Hospice volunteers develop a close relationship with patients and their families, said Sue Martin, who began volunteering with the local program about a year ago.

"You become so close so quickly under that situation that they welcome you as part of the family," Martin said.

The work is harder than Martin thought it would be, because of that close relationship.

"As the patient gets closer to the end, then a lot of times, they're not communicating very well, and your attention turns to the family, trying to get them through the last part and the funeral," she said.

After the patient dies, the volunteers keep in touch with the family members to help them cope with their grief. They call during holidays, anniversaries and birthdays to offer a little more support to the bereaved.

"They're in your thoughts, and they're in your prayers," Martin said. "And when I see the family members in town, it's just like seeing an old friend. They're very special."

Trout often sings for her patients.

"If you have a song in your heart, you can get through anything," she said. "It seems to be very soothing for them."

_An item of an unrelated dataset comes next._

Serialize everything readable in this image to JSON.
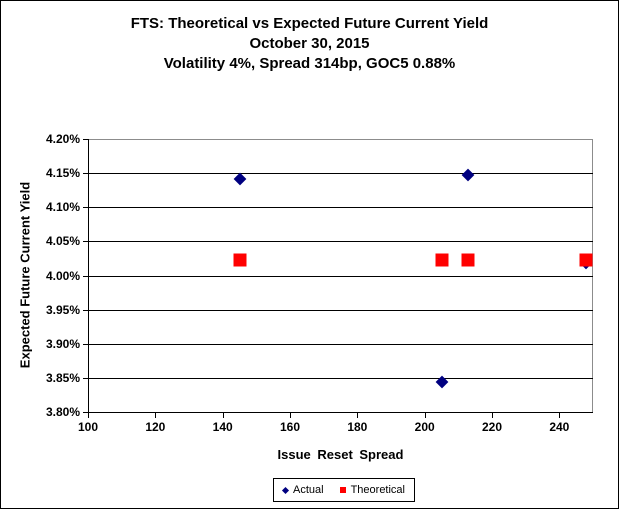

Her last patient loved hearing patriotic songs, and Trout would sing those for him, and read the histories of the songs and the biographies of their composers to him.

Another patient loved playing "500," a card game.

"I had never played it before, but that was something that she taught me how to do, and I enjoyed it," Trout said.

She spent Christmas with another patient who had no family.

"I pretty much was going out to see him on a daily basis while he was getting closer to the end," she said. "He asked me one time, I don't know why you're doing this. And I said, this is my Christmas gift to you."

For family members, staying with the dying is "an obligation," Trout said. "This isn't an obligation. If this was my father, I could think of nothing better for him."

Hospice volunteers give patients and their families a hand to hold during a difficult time, Trout said.

When she saw the film "Saving Private Ryan," it reminded her of several patients she had worked with who had served in World War II.

"I would remember them crying out for their mothers (in the film), and that brought me back to my patient. When I sang for him, he said, 'This reminds me of my mother singing to me when I was a child," Trout said. "As we go toward our last moments, we are becoming that child again. It's that child within us reaching out, and there's nothing like having a parent there. Usually it's a mother, but sometimes it's a father, holding that child and saying, 'It's all right. It's all right.' We're holding one hand, and Jesus is holding the other and leading him into the next year."